Publication year - 2000
Publication title -
movement disorders
Language(s) - English
Resource type - Journals
SCImago Journal Rank - 3.352
H-Index - 198
eISSN - 1531-8257
pISSN - 0885-3185
DOI - 10.1002/1531-8257(200005)15:3<552::aid-mds1020>3.0.co;2-p
Subject(s) - atrophy , caudate nucleus , medicine , huntington's disease , magnetic resonance imaging , central nervous system disease , disease , cardiology , gastroenterology , pathology , radiology
Previous research by our group demonstrated a longitudinal change in caudate volume for symptomatic subjects with Huntington's disease (HD), and suggested that volume of the caudate may be a useful outcome measure for therapeutic studies in symptomatic patients. The current study was designed to determine whether longitudinal change in caudate atrophy could be documented in presymptomatic carriers of the HD gene mutation, and to compare rate of change in these subjects with rate of change in mildly and moderately affected symptomatic patients. We measured caudate volumes on serial magnetic resonance image scans from 30 patients at three stages of HD: 10 presymptomatic; 10 with mild symptoms, as indicated by scores on the Quantified Neurological Exam (QNE) ≤35; and 10 with moderate symptoms (QNE >45).
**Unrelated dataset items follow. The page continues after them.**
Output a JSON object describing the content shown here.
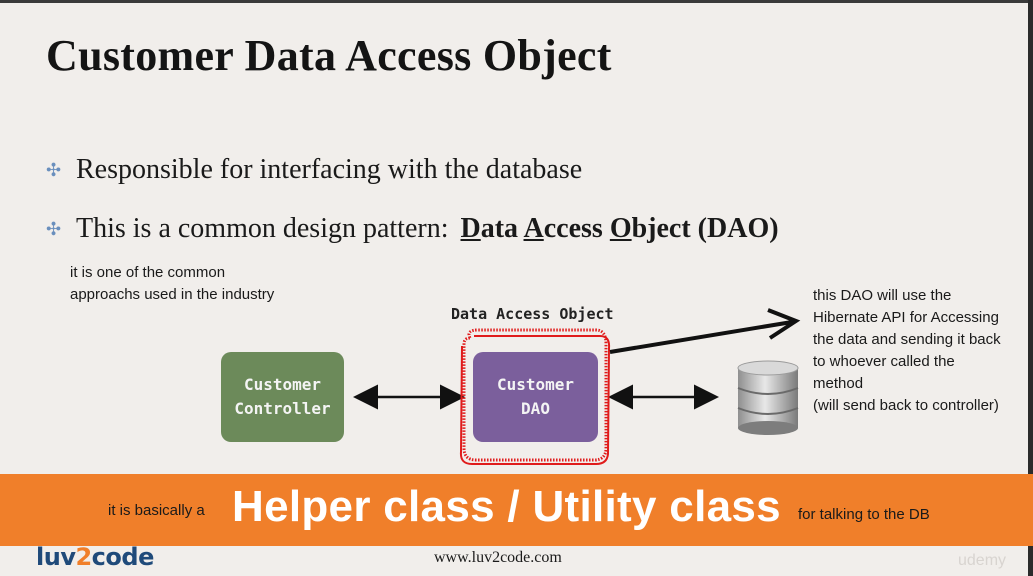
{
  "slide": {
    "title": "Customer Data Access Object",
    "bullets": [
      {
        "text": "Responsible for interfacing with the database"
      },
      {
        "prefix": "This is a common design pattern:",
        "dao_letters": [
          "D",
          "ata ",
          "A",
          "ccess ",
          "O",
          "bject (DAO)"
        ]
      }
    ]
  },
  "annotations": {
    "left_note_line1": "it is one of the common",
    "left_note_line2": "approachs used in the industry",
    "right_note": [
      "this DAO will use the",
      "Hibernate API for Accessing",
      "the data and sending it back",
      "to whoever called the",
      "method",
      "(will send back to controller)"
    ]
  },
  "diagram": {
    "dao_caption": "Data Access Object",
    "controller_box": {
      "line1": "Customer",
      "line2": "Controller"
    },
    "dao_box": {
      "line1": "Customer",
      "line2": "DAO"
    },
    "database_icon": "database-icon",
    "colors": {
      "controller": "#6c8a5a",
      "dao": "#7b5f9c",
      "highlight": "#e01b1b"
    }
  },
  "banner": {
    "left_text": "it is basically a",
    "big_text": "Helper class / Utility class",
    "right_text": "for talking to the DB",
    "color": "#f07f2a"
  },
  "footer": {
    "url": "www.luv2code.com",
    "logo_part1": "luv",
    "logo_part2": "2",
    "logo_part3": "code",
    "watermark": "udemy"
  }
}
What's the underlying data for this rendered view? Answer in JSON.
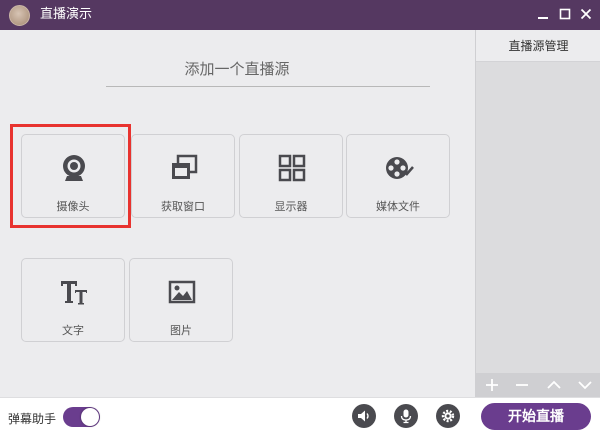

The mean interscan interval was 36 months. When analyzed separately, both symptomatic groups and the presymptomatic group demonstrated a significant change in caudate volume over time. Amount of change over time did not differ significantly among the three groups. We conclude that change in caudate volume may be a useful outcome measure for assessing treatment effectiveness in both presymptomatic and symptomatic subjects.